L’ennemi qu’on nous avait signalé connaissait parfaitement bien notre emplacement. Au moment donc où nous aménagions nos trous nous entendîmes quelques coups de feu à notre gauche.Les allemands avec des mitrailleuses nous prenaient d’enfilade dans la tranchée. Nos officiers avaient déjà fui sur la route et nous nous voyions nous même obligés de déguerpir sans pouvoir tirer aucun coup de fusil.
Mais ce n’était pas chose facile vu que notre tranchée ne nous permettait pas de gagner la route sans monter sur le champ pour aller d’un trou à l’autre et nous exposer ainsi au feu des mitrailleuses allemandes qui nous tiraient à 200 mètres. Dès qu’on se levait pour partir les balles nous arrivaient comme de la grêle tuant et blessant plusieurs d’entre nous. Je me croyais obligé de rester là accroupi dans un petit trou étroit. Les mêmes pensées que celles du Vieux Reng me vinrent encore à ce moment ; je croyais qu’il m’était impossible de me sauver encore ce jour là et je pensais encore à ma famille et à mon pays que je n’aurais probablement plus revus.
Non loin de moi, un homme de ma section, un Normand nommé L., voulant se sauver trop vite avait été atteint d’une balle à la gorge et avait été saigné comme un porc. Nous n’osions plus lever la tête.
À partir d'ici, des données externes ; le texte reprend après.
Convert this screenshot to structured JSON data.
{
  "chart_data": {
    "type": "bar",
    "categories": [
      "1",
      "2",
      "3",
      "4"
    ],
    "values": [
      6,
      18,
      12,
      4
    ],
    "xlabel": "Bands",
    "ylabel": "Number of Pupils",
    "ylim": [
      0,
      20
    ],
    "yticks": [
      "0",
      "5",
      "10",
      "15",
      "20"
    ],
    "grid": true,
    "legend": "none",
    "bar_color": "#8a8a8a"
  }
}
A un moment donné cependant, les mitrailleuses avaient cessés de tirer ils changeaient probablement d’emplacement pour avancer.
Courageusement je me lève et en deux bonds j’étais sur la route. Il était temps car déjà les balles sifflaient à mes oreilles. Là, en marchant à quatre pattes, les balles ne pouvaient pas m’atteindre. Je suis alors allé en suivant le fossé de la route me mettre à l’abri derrière une ferme et les haies qui se trouvaient à coté.
Pendant ce temps la 20eme Compagnie, qui se trouvait à droite de la route dans une bonne tranchée avec des mitrailleuses, maintenait l’ennemi et lui infligeait même quelques pertes. Mais, débordé par le nombre qui commençait à menacer de les cerner, ils furent contraints de battre en retraite également. Nous nous repliâmes tous sur le petit bourg d’Assevent.
L’ennemi se mit à notre poursuite et nous nous disposions à retourner à Maubeuge quand nous rencontrâmes le général qui nous ordonna de reprendre nos tranchées à la baïonnette. Beaucoup se cachèrent et essayèrent de fuir en entendant cela. Je n’étais pas non plus de ceux qui voulaient marcher à la baïonnette surtout pour une besogne aussi inutile. Cependant je n’ai pas essayé de fuir.
Dans un embranchement de route je mis donc ma baïonnette au canon et, un peu de toutes les compagnies mélangées, nous fonçâmes aux baïonnettes en criant, saluées par le feu des allemands qui nous arrivait de toutes les directions. Beaucoup furent tués et blessés au cours de cette charge. Les allemands qui étaient les plus avancés reculèrent ou se cachèrent dans des maisons mais nous dûmes cependant reculer et commencer la retraite sur Maubeuge.
Mais il était déjà plus de midi. Nous avions donc tenu pendant tout le temps que le général nous avait dit de tenir pour avoir du renfort. Nous arrivâmes sous les murs de Maubeuge à la nuit tombante. Les allemands nous avaient poursuivis jusqu’à un kilomètre de la ville mais n’avaient pas osé venir plus loin craignant probablement que les abords de la ville fussent minés.
Le soir, le régiment s’était rassemblé à la porte de Mons sous les grands arbres à coté du parc d’artillerie. Tout le monde était découragé on sentait bien qu’il était inutile de continuer la lutte et que la ville était à la veille de se rendre. Nous n’avions plus de canons, un seul fort tenait encore. Nous sommes allés nous coucher dans une petite pépinière où nous avons eu froid après avoir eu une aussi chaude journée.
Je me suis malgré tout bien porté pendant tout le temps que j’ai été en campagne.